The Story of Two Coats

IMG_0248

This single photo of the three of us on our way to the Milwaukee Sports Show has made my mind spin. Taken by a street photographer on a blustery early Spring day, my first thought was, “Oh, I made that camel corduroy coat for Billie.” My second was, “And that’s the mink coat Bill made for me!” So long ago…

Bill was the third generation to join Kroseberg Furs, once located in the LaSalle Hotel, near Marquette on 11th Street. He spent his early years living with his family in the hotel, where his Aunt Betty had her flower shop across the lobby from the fur store. He told me of his school days at nearby Jesu, where he learned that rulers hurt and to genuflect.

IMG_0663

The photo, left to right: Aunt Betty, Bill’s Dad, William Sr. and Mom, sister Janet, Grandfather Herman, and Bill. Years passed. Herman’s afternoon card games at the brewery ended with his death, the business relocated to Jefferson Street across from the Pfister Hotel, and Bill’s family moved to a farm in the country, which Brookfield was at the time. After we married in 1960, Bill learned all he could in other jobs – construction, car dealerships and the fertilizer business – before deciding to join his parents in the fur business. His Dad, also Bill, was the consumate furrier, having trained in fine salons in New York before returning to the business in Milwaukee. His son, my Bill, preferred the nuts and bolts of the business, installing temperature controlled storage and learning all he could from the craftspeople who actually worked with the furs – the cutting and piecing of pelts, the differences in quality of genders and types of fur .

This bit of history brings me back to The Coat in the street photograph… An old customer, Ruby Winzenreid, brought her mink coat in to be stored for the summer and ended up trading it in for a new one.

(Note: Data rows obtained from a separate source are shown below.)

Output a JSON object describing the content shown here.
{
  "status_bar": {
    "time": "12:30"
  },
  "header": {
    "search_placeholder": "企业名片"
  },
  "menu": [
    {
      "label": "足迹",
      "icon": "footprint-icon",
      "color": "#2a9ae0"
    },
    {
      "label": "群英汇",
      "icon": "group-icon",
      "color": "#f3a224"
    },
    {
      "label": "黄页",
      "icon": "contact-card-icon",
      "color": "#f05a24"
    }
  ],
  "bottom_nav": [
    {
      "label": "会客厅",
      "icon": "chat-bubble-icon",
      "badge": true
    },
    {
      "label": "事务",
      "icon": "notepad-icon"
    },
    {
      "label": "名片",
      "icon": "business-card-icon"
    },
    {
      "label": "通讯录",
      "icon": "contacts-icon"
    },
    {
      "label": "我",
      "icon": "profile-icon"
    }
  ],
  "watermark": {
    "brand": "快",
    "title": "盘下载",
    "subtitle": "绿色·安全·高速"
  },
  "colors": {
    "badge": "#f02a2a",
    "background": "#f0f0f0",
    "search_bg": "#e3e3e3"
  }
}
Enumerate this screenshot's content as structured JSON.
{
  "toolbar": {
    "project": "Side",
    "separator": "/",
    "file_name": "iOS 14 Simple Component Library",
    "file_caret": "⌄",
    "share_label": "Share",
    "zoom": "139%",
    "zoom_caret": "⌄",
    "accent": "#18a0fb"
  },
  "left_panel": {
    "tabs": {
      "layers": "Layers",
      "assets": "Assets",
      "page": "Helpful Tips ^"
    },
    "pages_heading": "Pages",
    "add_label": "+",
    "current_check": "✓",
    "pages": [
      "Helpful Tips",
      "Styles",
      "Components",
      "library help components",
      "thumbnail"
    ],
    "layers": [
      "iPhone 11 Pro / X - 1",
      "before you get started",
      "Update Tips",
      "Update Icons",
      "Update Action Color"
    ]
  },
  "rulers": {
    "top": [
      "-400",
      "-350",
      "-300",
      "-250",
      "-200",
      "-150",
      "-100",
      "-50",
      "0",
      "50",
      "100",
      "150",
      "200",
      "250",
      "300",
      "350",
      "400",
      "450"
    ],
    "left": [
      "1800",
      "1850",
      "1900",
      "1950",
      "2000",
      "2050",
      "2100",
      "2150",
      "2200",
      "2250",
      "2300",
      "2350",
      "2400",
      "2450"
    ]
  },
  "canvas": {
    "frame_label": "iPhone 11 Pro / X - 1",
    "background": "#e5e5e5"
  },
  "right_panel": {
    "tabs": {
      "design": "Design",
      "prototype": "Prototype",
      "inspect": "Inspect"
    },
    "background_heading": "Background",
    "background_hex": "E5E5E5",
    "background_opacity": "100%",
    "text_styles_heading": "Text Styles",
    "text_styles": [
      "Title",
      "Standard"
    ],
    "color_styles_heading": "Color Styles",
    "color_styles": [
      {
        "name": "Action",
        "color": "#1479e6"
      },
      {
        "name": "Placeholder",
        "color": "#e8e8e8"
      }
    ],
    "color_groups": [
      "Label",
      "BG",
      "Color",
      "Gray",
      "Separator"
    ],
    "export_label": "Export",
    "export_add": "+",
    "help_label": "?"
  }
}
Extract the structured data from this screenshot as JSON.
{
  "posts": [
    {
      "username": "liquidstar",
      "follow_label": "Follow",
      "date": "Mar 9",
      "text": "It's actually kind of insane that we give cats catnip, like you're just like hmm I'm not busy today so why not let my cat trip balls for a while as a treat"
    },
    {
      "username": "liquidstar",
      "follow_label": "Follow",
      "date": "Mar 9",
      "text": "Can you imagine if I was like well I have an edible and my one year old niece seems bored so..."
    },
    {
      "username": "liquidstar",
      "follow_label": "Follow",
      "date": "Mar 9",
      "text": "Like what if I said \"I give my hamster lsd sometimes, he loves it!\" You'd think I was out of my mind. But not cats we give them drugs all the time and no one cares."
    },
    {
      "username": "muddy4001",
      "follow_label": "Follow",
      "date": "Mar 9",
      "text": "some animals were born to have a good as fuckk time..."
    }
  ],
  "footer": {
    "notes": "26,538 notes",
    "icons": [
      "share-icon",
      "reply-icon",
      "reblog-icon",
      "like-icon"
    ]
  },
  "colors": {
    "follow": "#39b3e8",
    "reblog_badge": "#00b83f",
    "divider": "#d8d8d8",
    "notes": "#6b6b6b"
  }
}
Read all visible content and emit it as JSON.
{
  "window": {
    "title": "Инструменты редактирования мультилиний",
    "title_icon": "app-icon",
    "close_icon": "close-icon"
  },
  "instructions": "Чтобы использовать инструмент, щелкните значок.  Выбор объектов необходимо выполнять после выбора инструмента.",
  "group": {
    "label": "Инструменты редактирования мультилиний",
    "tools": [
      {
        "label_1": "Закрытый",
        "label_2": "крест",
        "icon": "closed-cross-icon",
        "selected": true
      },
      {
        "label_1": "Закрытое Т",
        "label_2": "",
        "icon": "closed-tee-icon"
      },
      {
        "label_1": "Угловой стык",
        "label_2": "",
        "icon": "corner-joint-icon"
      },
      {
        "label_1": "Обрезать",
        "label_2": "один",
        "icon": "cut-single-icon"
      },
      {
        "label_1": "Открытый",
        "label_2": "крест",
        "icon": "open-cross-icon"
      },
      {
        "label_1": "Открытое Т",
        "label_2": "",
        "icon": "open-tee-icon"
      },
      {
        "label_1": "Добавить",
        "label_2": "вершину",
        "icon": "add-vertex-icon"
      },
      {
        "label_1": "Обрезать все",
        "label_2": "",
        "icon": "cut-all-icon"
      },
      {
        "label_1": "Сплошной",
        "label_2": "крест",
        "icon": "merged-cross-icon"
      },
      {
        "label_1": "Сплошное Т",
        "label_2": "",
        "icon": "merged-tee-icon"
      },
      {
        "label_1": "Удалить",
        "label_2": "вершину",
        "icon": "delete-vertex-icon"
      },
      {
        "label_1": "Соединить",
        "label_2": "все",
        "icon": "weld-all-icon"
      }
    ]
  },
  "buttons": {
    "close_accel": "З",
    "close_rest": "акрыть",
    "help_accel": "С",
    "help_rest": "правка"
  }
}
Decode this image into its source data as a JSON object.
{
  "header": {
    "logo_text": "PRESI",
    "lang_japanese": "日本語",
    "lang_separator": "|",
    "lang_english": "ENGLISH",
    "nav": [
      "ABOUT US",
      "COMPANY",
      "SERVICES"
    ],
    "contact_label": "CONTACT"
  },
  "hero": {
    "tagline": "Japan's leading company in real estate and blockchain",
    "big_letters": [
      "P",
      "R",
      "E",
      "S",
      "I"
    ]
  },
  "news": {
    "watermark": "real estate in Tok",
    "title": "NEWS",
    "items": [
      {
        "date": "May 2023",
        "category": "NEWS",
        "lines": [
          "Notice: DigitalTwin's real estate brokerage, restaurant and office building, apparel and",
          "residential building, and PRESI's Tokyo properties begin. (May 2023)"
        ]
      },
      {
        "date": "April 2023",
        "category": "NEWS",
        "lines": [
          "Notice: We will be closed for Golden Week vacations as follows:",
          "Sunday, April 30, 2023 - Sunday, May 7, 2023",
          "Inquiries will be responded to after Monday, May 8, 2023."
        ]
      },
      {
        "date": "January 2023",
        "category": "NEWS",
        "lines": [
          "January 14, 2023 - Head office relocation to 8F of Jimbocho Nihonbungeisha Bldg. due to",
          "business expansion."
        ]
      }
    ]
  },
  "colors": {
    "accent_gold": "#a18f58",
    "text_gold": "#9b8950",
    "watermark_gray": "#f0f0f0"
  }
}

Still in fine condition, Bill took it apart, resized it, pieced it, sewed it, restyled it, made a leather belt for it – and surprised me with a beautiful mink coat that his daughter, Betsy, still wears on cold winter days.

There’s a remarkable thing about this – he’s the same man who by himself replaced the springs in his dump truck after Kroseberg Furs, then located in Em Grove, was sold.